President Trump ready to announce choice for vacant Supreme Court seat

Republican President Donald Trump is prepared to deliver another jolt to the nation with his pick for the U.S. Supreme Court.

The court has been operating with just eight members following the death of Justice Antonin Scalia in February 2016. Former president Barack Obama named a replacement but Republicans refused to hold hearings on his pick.

Those same Republicans are now eager to confirm Trump's nominee, whoever it turns out to be. An announcement is coming Tuesday evening, the president said on Twitter, his preferred method of communication.

"I have made my decision on who I will nominate for The United States Supreme Court," Trump wrote on Monday morning.

Tribes pay close attention to the nation's highest court because the decisions carry significant impacts in their communities. Up until Scalia's death, a conservative-leaning majority consistently delivered defeats on taxation, sovereignty, land-into-trust and Indian Child Welfare Act issues over the last decade.

"Since 2006, under John Roberts, there's been 11 Indian cases decided by that court and we have won only two of those cases," John Echohawk, the executive director of the Native American Rights Fund, told tribal leaders shortly after Scalia's passing last year. John Roberts serves as chief justice of the court.

Scalia's death came at a crucial time. The justices had a record four Indian law cases on the docket and were poised to make rulings on some key issues like protections for Native women and reservation boundaries.

But even though the Supreme Court was hobbled by the lack of a full slate, the October 2015 term turned out better than expected. Tribal interests outright won two of the four cases and by unanimous votes of the eight justices.

The third case wasn't a total loss because the court did not disturb its self-determination precedents. And the one decision that was deadlocked turned out to be a victory as well because it affirmed a lower ruling in favor of tribal jurisdiction.

The court's ongoing term only has one Indian law case on the docket. Oral arguments in Lewis v. Clarke took place January 9. A decision is expected before June.
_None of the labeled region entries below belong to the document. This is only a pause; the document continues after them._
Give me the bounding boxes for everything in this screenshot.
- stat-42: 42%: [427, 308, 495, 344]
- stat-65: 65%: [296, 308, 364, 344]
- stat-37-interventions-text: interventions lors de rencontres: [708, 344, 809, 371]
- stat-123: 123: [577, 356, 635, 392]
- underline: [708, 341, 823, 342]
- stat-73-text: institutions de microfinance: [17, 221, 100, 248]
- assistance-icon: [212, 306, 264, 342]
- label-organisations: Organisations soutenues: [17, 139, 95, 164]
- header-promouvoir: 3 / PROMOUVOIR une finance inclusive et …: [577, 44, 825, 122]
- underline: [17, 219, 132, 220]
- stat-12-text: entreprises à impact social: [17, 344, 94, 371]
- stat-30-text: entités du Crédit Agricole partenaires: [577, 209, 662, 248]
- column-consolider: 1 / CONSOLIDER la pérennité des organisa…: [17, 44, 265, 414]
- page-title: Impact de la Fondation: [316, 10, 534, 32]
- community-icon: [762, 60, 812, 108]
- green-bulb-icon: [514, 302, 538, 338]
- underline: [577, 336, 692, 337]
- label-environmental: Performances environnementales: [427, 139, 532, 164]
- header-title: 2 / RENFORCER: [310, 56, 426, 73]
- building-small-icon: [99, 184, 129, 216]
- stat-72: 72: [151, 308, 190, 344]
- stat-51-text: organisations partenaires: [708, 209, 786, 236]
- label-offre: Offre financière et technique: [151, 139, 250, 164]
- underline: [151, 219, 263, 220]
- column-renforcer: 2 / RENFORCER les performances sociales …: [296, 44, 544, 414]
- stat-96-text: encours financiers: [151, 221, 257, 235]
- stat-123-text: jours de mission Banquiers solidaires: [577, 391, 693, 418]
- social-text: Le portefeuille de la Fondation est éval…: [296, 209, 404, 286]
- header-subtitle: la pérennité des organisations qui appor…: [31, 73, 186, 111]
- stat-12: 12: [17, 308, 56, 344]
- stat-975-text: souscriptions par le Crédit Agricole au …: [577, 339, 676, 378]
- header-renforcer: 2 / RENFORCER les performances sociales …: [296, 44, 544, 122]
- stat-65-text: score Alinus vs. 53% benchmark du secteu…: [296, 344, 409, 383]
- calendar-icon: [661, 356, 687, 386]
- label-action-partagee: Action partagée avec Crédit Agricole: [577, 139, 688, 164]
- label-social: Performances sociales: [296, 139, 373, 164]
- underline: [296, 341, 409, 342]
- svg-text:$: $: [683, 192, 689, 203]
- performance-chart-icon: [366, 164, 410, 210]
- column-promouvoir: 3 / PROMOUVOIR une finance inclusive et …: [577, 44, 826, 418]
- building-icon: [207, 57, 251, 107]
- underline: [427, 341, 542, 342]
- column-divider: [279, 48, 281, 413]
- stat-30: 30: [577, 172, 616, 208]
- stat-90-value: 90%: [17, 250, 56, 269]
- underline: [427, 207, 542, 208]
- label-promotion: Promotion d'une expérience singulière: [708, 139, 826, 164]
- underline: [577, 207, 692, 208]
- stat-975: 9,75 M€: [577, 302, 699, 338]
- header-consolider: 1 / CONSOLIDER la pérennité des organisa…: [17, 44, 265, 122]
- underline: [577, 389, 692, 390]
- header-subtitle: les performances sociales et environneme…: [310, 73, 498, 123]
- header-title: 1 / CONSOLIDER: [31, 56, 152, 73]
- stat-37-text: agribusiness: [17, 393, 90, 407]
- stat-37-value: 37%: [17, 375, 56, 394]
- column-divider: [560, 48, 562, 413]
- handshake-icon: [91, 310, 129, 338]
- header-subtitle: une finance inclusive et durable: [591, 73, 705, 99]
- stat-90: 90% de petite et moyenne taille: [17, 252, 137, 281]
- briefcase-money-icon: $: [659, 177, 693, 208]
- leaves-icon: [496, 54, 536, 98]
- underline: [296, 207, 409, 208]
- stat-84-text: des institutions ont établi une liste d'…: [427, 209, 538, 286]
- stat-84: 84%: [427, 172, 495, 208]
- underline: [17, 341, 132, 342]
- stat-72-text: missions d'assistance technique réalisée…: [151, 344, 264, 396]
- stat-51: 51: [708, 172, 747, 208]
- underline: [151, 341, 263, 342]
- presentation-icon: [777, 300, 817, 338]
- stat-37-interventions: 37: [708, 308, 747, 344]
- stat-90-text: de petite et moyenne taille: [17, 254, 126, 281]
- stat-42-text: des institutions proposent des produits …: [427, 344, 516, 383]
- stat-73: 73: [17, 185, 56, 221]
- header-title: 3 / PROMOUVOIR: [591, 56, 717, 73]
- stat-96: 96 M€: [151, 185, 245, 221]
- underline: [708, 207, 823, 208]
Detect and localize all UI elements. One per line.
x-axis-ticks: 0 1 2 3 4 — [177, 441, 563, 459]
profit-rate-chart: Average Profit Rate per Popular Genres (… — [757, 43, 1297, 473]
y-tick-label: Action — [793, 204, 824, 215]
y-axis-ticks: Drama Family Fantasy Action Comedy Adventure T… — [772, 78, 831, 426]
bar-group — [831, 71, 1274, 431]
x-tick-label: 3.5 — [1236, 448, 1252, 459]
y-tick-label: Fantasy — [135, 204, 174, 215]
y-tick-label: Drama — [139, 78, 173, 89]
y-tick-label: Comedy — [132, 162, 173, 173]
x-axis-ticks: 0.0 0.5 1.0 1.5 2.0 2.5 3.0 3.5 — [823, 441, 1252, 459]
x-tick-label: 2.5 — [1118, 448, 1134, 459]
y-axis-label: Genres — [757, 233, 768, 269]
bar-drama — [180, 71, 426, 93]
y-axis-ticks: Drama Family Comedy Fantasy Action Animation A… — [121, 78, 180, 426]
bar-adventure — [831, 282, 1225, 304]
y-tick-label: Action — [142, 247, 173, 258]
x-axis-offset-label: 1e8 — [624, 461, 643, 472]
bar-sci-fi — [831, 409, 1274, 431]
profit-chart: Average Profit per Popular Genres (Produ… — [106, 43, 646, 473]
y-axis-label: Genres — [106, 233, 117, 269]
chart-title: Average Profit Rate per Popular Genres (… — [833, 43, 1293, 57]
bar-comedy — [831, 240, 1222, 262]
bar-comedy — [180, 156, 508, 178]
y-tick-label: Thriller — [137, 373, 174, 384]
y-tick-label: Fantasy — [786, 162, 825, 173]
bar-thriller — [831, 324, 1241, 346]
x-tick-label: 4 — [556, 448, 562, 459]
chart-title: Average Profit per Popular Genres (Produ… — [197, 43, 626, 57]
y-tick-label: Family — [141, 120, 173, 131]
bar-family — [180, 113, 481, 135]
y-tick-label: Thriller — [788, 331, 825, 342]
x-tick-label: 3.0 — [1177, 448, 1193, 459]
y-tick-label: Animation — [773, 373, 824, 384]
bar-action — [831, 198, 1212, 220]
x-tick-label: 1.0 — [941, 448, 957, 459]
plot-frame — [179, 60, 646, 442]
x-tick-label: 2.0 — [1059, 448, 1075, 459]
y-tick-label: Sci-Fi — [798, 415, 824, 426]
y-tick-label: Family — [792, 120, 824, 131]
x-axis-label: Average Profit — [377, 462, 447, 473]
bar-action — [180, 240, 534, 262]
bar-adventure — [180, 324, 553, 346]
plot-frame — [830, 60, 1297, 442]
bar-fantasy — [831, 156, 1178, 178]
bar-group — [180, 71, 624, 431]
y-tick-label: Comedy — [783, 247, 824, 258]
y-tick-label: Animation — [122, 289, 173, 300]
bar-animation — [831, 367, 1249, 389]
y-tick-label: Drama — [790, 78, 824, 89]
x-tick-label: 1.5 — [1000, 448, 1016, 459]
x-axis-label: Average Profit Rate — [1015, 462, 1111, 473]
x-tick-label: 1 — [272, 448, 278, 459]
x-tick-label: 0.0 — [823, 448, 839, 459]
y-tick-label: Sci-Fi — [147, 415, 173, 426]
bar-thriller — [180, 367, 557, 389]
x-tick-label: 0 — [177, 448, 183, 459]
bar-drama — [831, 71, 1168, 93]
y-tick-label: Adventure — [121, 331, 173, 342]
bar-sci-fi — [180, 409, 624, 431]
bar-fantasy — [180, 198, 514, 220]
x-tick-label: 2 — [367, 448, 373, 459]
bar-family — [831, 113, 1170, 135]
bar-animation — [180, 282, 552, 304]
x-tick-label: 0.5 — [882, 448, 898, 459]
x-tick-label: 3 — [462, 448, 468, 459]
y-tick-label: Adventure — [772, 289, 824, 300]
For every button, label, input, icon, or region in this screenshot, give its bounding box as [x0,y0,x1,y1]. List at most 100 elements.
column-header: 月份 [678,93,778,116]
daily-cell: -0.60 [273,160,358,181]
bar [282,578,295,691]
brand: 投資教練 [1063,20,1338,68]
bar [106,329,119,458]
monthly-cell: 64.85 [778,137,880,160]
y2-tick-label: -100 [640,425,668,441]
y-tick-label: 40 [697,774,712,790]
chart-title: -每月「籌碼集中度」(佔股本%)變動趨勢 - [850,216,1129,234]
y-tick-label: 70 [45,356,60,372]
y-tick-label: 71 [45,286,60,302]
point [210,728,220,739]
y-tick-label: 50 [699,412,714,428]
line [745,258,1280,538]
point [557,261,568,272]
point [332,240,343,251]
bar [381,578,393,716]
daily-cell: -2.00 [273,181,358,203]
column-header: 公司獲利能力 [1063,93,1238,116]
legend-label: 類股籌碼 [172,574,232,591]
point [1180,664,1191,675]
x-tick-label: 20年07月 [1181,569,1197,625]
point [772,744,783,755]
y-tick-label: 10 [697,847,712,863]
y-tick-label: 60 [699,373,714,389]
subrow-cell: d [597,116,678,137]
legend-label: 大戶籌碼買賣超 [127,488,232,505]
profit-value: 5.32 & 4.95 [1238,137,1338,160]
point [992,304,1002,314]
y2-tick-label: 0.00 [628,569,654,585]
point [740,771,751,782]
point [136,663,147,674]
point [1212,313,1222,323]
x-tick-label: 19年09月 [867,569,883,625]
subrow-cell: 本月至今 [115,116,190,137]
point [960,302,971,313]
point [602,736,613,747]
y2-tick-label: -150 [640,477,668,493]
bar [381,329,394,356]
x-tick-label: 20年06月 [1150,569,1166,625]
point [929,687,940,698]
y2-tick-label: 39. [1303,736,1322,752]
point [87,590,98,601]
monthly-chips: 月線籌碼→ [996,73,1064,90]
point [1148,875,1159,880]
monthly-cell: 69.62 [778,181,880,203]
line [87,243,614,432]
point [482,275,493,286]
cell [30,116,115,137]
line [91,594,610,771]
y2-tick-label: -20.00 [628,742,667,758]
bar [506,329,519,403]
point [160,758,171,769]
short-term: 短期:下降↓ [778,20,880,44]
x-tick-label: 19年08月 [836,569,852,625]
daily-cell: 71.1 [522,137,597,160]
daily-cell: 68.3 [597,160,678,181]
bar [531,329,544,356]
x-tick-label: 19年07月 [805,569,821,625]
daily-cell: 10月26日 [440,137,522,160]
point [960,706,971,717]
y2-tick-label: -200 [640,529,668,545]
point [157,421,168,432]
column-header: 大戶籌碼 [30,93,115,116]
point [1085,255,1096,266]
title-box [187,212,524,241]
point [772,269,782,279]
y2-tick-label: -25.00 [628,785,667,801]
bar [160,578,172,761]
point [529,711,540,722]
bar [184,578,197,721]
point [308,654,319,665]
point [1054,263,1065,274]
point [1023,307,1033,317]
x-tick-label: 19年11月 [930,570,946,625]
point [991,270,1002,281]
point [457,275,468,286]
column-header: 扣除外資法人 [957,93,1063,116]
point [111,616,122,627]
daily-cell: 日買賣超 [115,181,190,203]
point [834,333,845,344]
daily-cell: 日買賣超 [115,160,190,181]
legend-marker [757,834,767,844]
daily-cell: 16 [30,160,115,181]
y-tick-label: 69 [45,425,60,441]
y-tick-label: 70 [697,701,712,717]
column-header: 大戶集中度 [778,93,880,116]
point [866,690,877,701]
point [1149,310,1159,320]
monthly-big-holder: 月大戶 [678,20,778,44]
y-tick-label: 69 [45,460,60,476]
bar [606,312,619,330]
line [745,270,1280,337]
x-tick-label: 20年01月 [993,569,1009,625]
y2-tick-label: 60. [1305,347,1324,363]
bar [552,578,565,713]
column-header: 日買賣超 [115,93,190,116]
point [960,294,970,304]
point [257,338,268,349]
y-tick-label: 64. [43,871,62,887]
Trump has vowed to nominate someone from a list of 21 names he finalized before the November election. The list includes Allison H. Eid, a Colorado jurist who is the wife of Troy Eid, an attorney known for his advocacy on Indian issues.

It also includes Neil Gorsuch, a federal appeals court judge with a wide range of Indian law cases under his belt. One of his most recent works was a stinging blow to officials in Utah who have repeatedly challenged the sovereignty of the Ute Tribe.

Gorsuch also authored a decision in September 2013 that revived a historical accounting lawsuit filed on behalf of beneficiaries of the Osage Nation in Oklahoma. He sits on the 10th Circuit Court of Appeals, which hears cases affecting tribal interests in Colorado, Kansas, New Mexico, Oklahoma, Utah and Wyoming.

Whoever Trump picks for the court, Democrats are promising a fight. Many were bothered by the refusal of Republicans, who hold a majority in the Senate, to consider Obama's choice.

"This is really a stolen Supreme Court seat," Sen. Patrick Leahy (D-Vermont), the top Democrat on the Senate Committee on the Judiciary, said in a video posted to YouTube on Friday.